During her concession speech on Wednesday, Clinton called for her supporters to give the president-elect a chance and to continue to support American democracy.

“Donald Trump is going to be our president. We owe him an open mind and the chance to lead. Our constitutional democracy enshrines the peaceful transfer of power,” Clinton said. “We don’t just respect that. We cherish it.”

Emma Leach, a senior political science major who is currently an intern in Washington, D.C. at the Republican Attorneys General Association explained that as a female conservative, she was not expecting the Trump win but is hopeful for the future.

“I was sitting in a republican war room, less than five minutes from the White House, I saw the crowds of people,” Leach said. “I was surrounded by people who have dedicated their entire careers to GOP campaigns and they too were in disbelief. My office planned for a Hillary victory. I planned for a Hillary victory. I didn’t think I would see a red electoral college for a long time. (The) experience last night was a privilege, seeing the fear, shock and to some pure joy is a memory I will never forget.
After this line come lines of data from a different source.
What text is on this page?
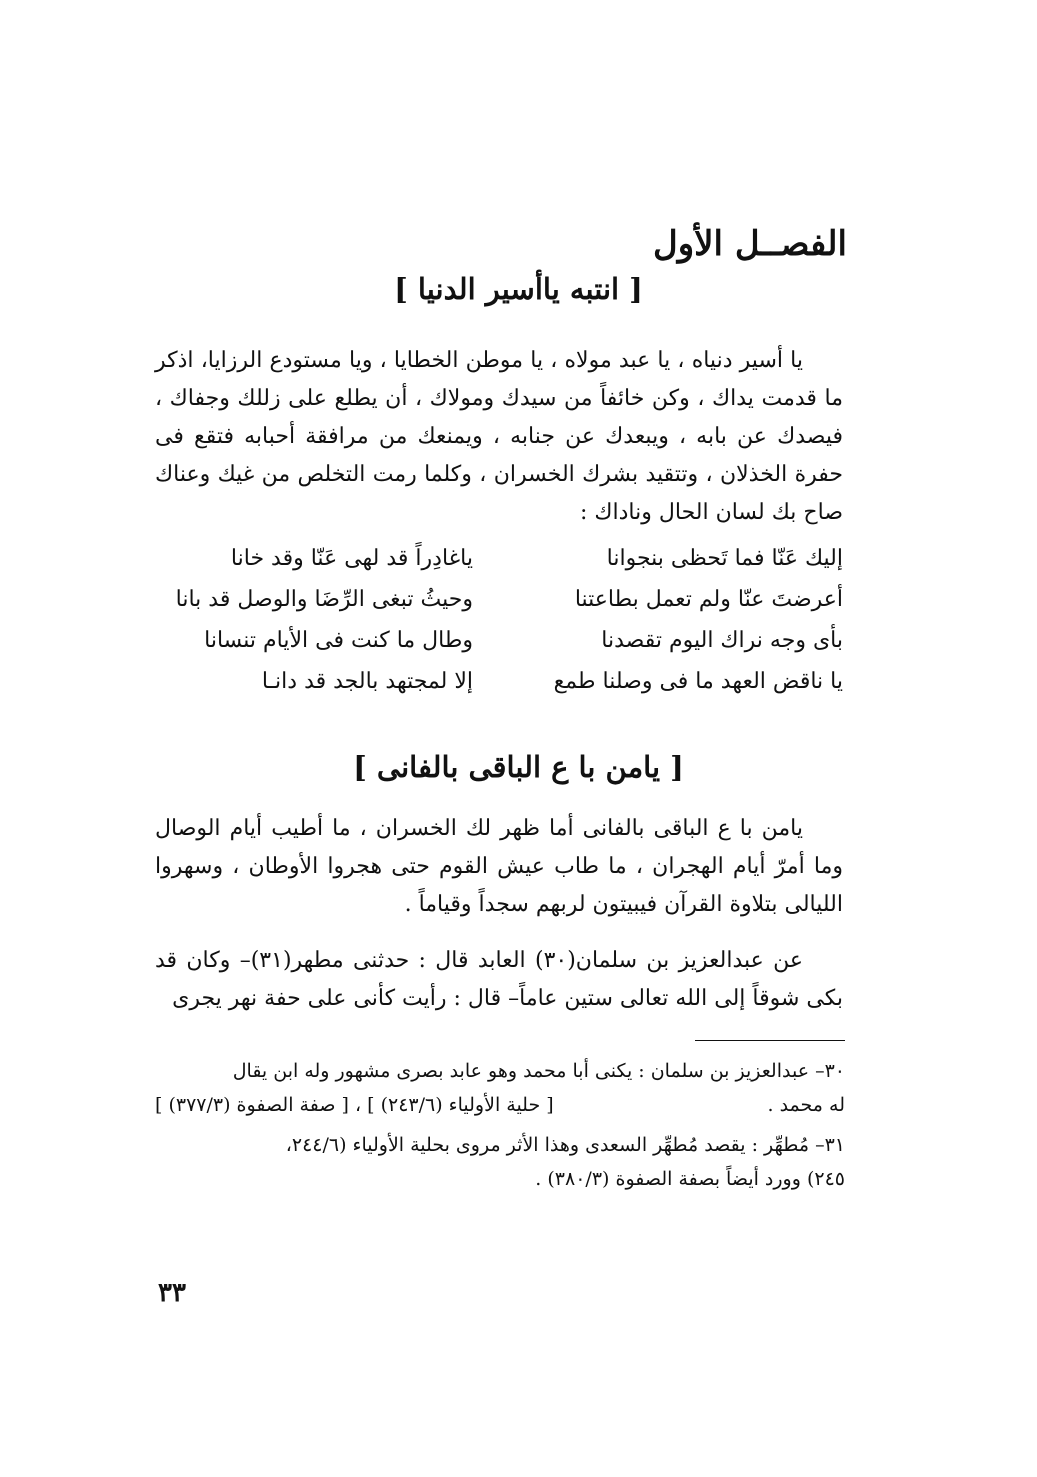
الفصــل الأول
[ انتبه ياأسير الدنيا ]
يا أسير دنياه ، يا عبد مولاه ، يا موطن الخطايا ، ويا مستودع الرزايا، اذكر ما قدمت يداك ، وكن خائفاً من سيدك ومولاك ، أن يطلع على زللك وجفاك ، فيصدك عن بابه ، ويبعدك عن جنابه ، ويمنعك من مرافقة أحبابه فتقع فى حفرة الخذلان ، وتتقيد بشرك الخسران ، وكلما رمت التخلص من غيك وعناك صاح بك لسان الحال وناداك :
إليك عَنّا فما تَحظى بنجوانا
ياغادِراً قد لهى عَنّا وقد خانا
أعرضتَ عنّا ولم تعمل بطاعتنا
وحيثُ تبغى الرِّضَا والوصل قد بانا
بأى وجه نراك اليوم تقصدنا
وطال ما كنت فى الأيام تنسانا
يا ناقض العهد ما فى وصلنا طمع
إلا لمجتهد بالجد قد دانـا
[ يامن با ع الباقى بالفانى ]
يامن با ع الباقى بالفانى أما ظهر لك الخسران ، ما أطيب أيام الوصال وما أمرّ أيام الهجران ، ما طاب عيش القوم حتى هجروا الأوطان ، وسهروا الليالى بتلاوة القرآن فيبيتون لربهم سجداً وقياماً .
عن عبدالعزيز بن سلمان(٣٠) العابد قال : حدثنى مطهر(٣١)– وكان قد بكى شوقاً إلى الله تعالى ستين عاماً– قال : رأيت كأنى على حفة نهر يجرى
٣٠– عبدالعزيز بن سلمان : يكنى أبا محمد وهو عابد بصرى مشهور وله ابن يقال
له محمد .
[ حلية الأولياء (٢٤٣/٦) ] ، [ صفة الصفوة (٣٧٧/٣) ]
٣١– مُطهِّر : يقصد مُطهِّر السعدى وهذا الأثر مروى بحلية الأولياء (٢٤٤/٦،
٢٤٥) وورد أيضاً بصفة الصفوة (٣٨٠/٣) .
٣٣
“Thursday I get on a plane to Texas to attend a meeting with the Republican Attorneys General whose careers will also change. As a female conservative my life will change from here on out. What happens to my carer is in the hands of President Trump.”

With thousands across the United States protesting the Republican win carrying signs with slogans of “Not My President”, “Nasty Women Fight Back”and yelling chants of “Impeach Donald Trump” at the entrance of the  Trump International Hotel according to USA Today, the future of Trump’s presidency remains unclear to some.

Wilkes University professor of political science Thomas Baldino explained that the future of the Republican presidency will rest in his style of governance.

“The next four years will be challenging for President-elect Trump depending upon how he decides to govern,” Baldino said. “If he decides to defer to the Republican congressional leadership (Ryan and McConnell), then the laws passed by Congress and signed by Trump will not appeal to Trump’s voters. Things like new trade agreements, privatizing social security, means-testing Medicare, and immigration reform that doesn’t keep out all immigrants will hurt working class voters. If Trump decides to push his populist agenda in Congress, the Republican leadership will block it.”

“Four more years of gridlock are a distinct possibility and four years of gridlock will not please Trump’s voters,” adding, “Of course, many other voters will also be unhappy with four more years of gridlock.”

Trump will be inaugurated on Jan. 20, 2017.